Investment Institute
Viewpoint Chief Economist

How curved is the curve?

  • 04 September 2023 (7 min read)

Key points: 

  • The US labour market is gently cooling, but we think the Fed will remain on its guard
  • Isabel Schnabel’s take on the Phillips curve still comes with hawkish undertones

The payroll data came out exactly like Jay Powell would probably have wanted them: the downward revision to the previous months in job creation solidifies a move into below-trend territory, while a lower-than-expected wage print came as an additional boon. It would now take a very bad surprise in the inflation print for August to convince the FOMC to hike again on 20 September, and this adds to our belief that “peak Fed Funds” was hit in July.

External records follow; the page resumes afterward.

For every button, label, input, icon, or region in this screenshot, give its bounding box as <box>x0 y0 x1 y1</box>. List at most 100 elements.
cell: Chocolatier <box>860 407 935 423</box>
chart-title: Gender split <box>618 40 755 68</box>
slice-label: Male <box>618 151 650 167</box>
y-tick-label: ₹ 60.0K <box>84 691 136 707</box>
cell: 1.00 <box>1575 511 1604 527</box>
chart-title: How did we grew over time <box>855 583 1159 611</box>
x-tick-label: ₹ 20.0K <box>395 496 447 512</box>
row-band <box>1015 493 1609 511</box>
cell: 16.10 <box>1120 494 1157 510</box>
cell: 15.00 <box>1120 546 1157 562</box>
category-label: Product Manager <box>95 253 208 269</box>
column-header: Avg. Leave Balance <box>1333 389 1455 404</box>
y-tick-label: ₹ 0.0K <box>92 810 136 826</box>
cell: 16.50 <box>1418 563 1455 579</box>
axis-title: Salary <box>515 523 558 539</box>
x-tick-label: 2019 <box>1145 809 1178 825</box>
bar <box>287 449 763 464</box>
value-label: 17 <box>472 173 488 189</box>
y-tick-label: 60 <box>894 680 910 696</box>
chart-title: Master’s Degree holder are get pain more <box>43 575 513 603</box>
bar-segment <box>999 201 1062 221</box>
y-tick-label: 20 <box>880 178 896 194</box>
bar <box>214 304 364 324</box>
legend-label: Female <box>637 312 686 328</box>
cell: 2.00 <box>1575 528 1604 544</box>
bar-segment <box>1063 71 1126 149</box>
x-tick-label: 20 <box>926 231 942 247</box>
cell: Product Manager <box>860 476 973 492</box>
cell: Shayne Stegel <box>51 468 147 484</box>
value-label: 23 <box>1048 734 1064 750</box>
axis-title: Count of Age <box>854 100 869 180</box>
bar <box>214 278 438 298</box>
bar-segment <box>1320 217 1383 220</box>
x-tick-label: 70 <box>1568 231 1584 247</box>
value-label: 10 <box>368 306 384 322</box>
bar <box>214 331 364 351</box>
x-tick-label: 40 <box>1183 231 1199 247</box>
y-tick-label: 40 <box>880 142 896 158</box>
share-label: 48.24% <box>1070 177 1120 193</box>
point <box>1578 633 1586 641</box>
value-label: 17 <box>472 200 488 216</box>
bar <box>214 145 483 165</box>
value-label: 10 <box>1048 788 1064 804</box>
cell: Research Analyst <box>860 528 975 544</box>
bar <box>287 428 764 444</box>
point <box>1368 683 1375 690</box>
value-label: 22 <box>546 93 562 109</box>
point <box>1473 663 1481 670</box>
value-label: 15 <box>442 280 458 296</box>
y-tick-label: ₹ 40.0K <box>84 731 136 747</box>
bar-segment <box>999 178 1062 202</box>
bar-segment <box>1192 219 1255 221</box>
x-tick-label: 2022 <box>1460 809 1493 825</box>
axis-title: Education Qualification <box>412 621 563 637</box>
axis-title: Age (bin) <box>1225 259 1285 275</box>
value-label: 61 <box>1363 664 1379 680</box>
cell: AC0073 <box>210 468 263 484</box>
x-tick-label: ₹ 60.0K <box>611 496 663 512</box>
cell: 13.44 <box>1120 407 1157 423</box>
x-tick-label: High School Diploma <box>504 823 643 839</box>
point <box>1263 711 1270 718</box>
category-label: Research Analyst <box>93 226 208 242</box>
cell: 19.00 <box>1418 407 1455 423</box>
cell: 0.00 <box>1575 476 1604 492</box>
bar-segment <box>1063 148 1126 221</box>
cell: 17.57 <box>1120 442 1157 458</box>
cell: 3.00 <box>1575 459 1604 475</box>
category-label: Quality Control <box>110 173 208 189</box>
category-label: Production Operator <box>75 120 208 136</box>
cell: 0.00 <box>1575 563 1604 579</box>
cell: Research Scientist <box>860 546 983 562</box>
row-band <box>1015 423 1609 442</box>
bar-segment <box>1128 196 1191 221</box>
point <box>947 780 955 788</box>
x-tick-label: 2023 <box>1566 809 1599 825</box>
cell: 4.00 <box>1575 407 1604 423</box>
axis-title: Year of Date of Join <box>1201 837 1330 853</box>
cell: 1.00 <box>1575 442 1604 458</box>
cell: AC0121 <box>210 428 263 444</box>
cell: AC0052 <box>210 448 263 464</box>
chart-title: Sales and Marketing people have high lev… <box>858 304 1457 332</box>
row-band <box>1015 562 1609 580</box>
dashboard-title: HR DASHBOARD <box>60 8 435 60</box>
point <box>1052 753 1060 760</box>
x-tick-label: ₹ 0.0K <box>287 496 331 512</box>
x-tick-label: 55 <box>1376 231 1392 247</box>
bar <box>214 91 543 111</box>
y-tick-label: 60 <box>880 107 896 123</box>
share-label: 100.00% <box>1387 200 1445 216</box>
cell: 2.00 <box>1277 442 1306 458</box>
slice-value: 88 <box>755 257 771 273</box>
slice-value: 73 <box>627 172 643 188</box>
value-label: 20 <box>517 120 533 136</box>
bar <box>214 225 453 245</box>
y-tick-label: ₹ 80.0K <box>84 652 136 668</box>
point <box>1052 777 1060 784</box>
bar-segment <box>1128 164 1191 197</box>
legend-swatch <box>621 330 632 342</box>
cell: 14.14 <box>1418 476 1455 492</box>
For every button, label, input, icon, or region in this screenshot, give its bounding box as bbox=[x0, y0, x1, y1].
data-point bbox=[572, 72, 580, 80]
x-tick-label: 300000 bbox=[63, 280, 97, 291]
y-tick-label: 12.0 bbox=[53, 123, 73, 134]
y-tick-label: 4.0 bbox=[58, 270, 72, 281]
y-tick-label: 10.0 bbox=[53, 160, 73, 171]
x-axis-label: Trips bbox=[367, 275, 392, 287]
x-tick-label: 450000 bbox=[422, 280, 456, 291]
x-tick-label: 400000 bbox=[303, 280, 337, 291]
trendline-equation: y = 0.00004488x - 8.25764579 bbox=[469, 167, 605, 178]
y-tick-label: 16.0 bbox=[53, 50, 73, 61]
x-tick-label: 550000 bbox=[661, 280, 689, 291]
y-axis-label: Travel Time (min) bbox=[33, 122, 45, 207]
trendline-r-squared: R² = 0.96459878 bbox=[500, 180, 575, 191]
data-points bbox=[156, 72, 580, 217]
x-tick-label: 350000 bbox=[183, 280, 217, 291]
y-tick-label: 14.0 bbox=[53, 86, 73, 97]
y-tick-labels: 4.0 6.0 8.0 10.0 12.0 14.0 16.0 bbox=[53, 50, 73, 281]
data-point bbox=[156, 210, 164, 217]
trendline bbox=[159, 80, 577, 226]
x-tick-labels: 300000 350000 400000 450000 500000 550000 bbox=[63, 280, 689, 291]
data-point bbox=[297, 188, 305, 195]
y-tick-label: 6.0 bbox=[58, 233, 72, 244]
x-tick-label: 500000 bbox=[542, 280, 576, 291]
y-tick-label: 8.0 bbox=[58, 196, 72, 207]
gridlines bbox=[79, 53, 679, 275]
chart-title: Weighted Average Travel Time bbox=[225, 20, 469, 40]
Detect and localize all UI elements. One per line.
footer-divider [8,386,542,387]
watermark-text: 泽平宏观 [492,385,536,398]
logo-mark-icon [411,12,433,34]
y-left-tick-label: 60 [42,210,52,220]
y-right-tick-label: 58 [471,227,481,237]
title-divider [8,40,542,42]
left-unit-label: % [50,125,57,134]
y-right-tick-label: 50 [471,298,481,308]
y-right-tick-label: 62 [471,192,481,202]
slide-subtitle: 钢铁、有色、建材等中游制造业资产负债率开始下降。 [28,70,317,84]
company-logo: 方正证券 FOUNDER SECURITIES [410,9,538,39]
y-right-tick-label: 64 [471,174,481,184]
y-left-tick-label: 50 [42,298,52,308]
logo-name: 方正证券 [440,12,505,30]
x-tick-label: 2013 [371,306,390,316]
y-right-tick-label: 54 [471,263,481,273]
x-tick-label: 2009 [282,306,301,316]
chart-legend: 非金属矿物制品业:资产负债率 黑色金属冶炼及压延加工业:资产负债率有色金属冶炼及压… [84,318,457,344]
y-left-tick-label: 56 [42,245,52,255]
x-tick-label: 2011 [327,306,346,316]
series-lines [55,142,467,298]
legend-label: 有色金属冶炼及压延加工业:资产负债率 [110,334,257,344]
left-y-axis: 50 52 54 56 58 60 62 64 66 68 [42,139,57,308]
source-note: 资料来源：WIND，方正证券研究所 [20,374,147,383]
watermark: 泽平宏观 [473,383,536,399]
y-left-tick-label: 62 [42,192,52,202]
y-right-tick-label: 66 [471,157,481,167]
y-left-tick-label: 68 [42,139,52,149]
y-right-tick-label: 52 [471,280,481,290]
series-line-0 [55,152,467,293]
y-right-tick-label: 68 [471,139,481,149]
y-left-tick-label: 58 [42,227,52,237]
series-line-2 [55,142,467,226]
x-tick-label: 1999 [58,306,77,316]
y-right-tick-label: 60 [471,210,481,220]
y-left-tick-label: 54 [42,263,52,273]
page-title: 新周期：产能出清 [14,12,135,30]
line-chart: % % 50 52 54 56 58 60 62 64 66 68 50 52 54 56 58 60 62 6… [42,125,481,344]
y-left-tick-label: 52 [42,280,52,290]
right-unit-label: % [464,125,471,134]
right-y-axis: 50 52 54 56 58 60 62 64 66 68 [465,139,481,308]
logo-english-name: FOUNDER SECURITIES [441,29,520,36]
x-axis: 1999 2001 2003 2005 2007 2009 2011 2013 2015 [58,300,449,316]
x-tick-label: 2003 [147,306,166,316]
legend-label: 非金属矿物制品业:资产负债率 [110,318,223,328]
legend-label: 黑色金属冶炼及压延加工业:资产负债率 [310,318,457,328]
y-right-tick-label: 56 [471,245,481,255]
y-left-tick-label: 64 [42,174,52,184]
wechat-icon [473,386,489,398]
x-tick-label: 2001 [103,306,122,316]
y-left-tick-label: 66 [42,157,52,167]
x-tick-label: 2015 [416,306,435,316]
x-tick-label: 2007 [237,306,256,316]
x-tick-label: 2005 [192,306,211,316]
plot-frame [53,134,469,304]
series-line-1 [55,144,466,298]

We explore this week in more details the “Waller hypothesis,” i.e., the possibility that US inflation could go back to 2% with merely a decline in job opportunities – i.e., the possibility to change to new jobs – rather than a decline in existing jobs. A paper by Benigno and Eggertsson suggests that the Phillips curve gets particularly steep once job vacancies exceed the number of employment seekers, providing a persuasive explanation of the recent inflation wave. This could be good news: indeed, symmetrically, a steeper curve would be consistent with a swift decline in inflation once labour market loosens via a decline in openings without necessarily entailing much job destruction. This approach does not consider second-round effects though, such as the memory of the inflation shock which could trigger some wage/inflation catch-ups. In any case, even if they have improved, indicators of labour market tension such as the job opening and quit rates are still visibly above their pre-Covid levels. We think the Fed will err on the side of caution – consistent with our long-held view that rate cuts will take their time.

Arguably, the same phenomena could be at work in the Euro area. We note however that in her speech last week, Isabel Schnabel focused on another approach to the Phillips curve, based on firms’ strategic pricing behaviour, which provides a more hawkish alternative to the Benigno-Eggertsson model. With core inflation only marginally receding, the ECB hawks are not lowering their guard, even if some of them – including Schnabel – now accepts the possibility – but not the certainty – of a “skip” at the September meeting (but a skip would not necessarily be the prologue to a plateau but could be a short pause).